Mardi Gras means "Fat Tuesday" and alludes to the over-indulgence of this day. The word "fat" may also be referred to the fattened ox that was paraded through town before being sacrificed at a mid-winter, pagan fertility celebration. Purple, green and gold are the traditional colors of Mardi Gras. Purple represents justice, green is faith, and gold symbolizes power! One of the most popular traditions of Mardi Gras is the King Cake, which is a coffee cake pastry with a plastic baby inside. Traditionally, whoever finds the baby in his or her piece of cake is said to have good fortune throughout the year and must provide the King Cake for next year's party.

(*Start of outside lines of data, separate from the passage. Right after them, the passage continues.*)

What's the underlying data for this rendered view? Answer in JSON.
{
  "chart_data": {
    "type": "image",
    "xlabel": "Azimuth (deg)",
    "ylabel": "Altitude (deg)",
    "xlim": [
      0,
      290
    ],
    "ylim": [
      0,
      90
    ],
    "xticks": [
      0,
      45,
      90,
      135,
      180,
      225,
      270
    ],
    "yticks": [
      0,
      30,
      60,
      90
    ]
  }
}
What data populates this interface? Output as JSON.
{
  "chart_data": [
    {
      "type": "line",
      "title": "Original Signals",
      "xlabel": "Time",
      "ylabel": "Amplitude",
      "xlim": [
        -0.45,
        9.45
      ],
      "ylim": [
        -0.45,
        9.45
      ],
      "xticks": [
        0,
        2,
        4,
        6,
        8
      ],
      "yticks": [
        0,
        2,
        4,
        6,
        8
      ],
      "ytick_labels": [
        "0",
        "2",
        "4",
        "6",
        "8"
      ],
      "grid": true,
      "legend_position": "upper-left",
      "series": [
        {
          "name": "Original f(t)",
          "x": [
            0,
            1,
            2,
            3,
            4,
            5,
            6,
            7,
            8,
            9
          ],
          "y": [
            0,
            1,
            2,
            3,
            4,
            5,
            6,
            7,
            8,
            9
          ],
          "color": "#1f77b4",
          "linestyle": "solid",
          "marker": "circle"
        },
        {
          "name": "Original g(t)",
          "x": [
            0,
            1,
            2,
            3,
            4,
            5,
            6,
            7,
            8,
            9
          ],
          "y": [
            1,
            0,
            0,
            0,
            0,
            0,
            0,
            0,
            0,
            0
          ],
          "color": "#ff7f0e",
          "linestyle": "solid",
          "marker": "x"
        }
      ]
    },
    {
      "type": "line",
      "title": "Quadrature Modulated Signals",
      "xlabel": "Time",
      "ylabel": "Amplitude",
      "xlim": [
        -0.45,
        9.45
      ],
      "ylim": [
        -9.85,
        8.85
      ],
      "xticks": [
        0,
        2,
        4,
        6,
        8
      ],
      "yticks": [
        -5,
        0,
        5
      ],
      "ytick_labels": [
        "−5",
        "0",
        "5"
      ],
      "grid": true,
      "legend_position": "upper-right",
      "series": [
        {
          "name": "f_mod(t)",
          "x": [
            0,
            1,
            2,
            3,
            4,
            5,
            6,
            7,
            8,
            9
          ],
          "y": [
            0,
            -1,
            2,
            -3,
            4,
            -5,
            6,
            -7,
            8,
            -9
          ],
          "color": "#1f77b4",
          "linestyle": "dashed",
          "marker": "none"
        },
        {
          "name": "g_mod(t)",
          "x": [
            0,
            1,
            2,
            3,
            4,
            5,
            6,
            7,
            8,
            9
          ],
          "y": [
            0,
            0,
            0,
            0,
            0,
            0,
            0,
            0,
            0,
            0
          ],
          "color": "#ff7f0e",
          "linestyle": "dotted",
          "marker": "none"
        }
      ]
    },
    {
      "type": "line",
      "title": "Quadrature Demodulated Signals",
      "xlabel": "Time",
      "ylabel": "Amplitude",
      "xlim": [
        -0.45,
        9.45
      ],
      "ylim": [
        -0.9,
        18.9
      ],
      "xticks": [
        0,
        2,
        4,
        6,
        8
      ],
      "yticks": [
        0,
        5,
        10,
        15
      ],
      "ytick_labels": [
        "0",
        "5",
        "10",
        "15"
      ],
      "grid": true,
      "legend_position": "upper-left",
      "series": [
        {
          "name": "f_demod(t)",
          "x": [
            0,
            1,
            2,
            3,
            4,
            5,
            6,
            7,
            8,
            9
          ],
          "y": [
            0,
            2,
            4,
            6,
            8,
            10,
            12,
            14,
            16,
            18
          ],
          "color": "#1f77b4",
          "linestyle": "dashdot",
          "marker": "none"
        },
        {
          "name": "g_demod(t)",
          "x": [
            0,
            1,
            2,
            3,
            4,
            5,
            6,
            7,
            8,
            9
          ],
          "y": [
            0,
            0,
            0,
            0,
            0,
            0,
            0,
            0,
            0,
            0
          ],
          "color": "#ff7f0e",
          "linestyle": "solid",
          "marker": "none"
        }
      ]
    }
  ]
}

Also, apparently the tradition of bead throwing didn't come about until the 1880s. One of the Krewes (an organization that puts on a parade or ball for the carnival season), originally dressed up as Santa Claus, and tossed out glass beads! It was a great hit and by the 1900s, beaded necklaces became the throw of Mardi Gras. Then around the 1970s, the glass beads got replaced with cheap plastic and aluminum beads, and earned the thrower a flash of flesh. The obsession with the flesh links back to the original celebration by the Romans. The Romans celebrated the Lupercalia festival in honor of the fertility and agriculture gods, and had Mardi-Gras like qualities that include drinking, feasting, and "pleasures of the flesh". Eventually, this holiday because adopted as a "last fling" of indulgence before the 40-day Lenten period of Penitence.
So next time you celebrate some with traditions, be curious and ask questions as to how they come about. It'll give you another perspective to the festivities and you'll be able to enjoy it like it's the first time! Learn something new everyday don't we? Happy Mardi Gras!